Die Frau sah, dass von dem Baum gut zu essen war, dass er eine Lust für die Augen war und dass der Baum begehrenswert war, Einsicht zu geben. Sie nahm von seiner Frucht, aß und gab auch ihrem Mann davon, der bei ihr war, und er aß ebenfalls.
Da wurden beiden die Augen aufgetan, und sie erkannten, dass sie nackt waren. Sie hefteten Feigenblätter zusammen und machten sich Schürzen.
Dann hörten sie die Stimme Gottes, des Herrn, der im Garten wandelte bei der Kühle des Tages. Der Mensch und seine Frau versteckten sich vor dem Angesicht Gottes, des Herrn, mitten zwischen den Bäumen des Gartens.
Gott, der Herr, rief den Menschen und sprach zu ihm: „Wo bist du?“ Er antwortete: „Ich hörte deine Stimme im Garten und fürchtete mich, weil ich nackt bin, und ich versteckte mich.“
Gott fragte: „Wer hat dir gesagt, dass du nackt bist? Hast du etwa von dem Baum gegessen, von dem ich dir geboten habe, du sollst nicht davon essen?“
Der Mensch sagte: „Die Frau, die du mir zur Seite gegeben hast, sie gab mir von dem Baum, und ich aß.“
Gott, der Herr, sprach zur Frau: „Was hast du getan?“ Sie antwortete: „Die Schlange hat mich getäuscht, da aß ich.“
Darauf sprach Gott, der Herr, zur Schlange: „Weil du das getan hast, sollst du verflucht sein unter allem Vieh und allen Tieren des Feldes. Auf deinem Bauch sollst du kriechen und Staub fressen alle Tage deines Lebens.
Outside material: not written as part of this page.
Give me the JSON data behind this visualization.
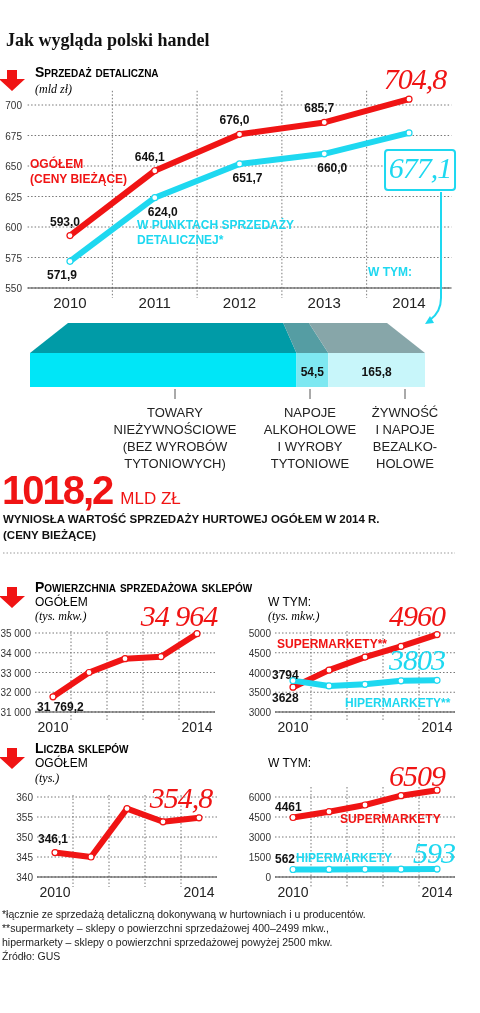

Ich werde Feindschaft setzen zwischen dir und der Frau, zwischen deinem Samen und ihrem Samen. Er wird dir den Kopf zermalmen, und du wirst ihm in die Ferse stechen.“
Zu der Frau sagte er: „Ich werde die Mühsal deiner Schwangerschaft vermehren. Mit Schmerzen sollst du Kinder gebären. Nach deinem Mann wird dein Verlangen sein, aber er wird über dich herrschen.“
Zu Adam sprach er: „Weil du die Stimme deiner Frau gehört und von dem Baum gegessen hast, von dem ich dir geboten habe, du sollst nicht davon essen, so soll der Erdboden um deinetwillen verflucht sein.
Mit Mühsal sollst du davon essen alle Tage deines Lebens. Dornen und Disteln wird er dir sprossen lassen, und du wirst das Kraut des Feldes essen.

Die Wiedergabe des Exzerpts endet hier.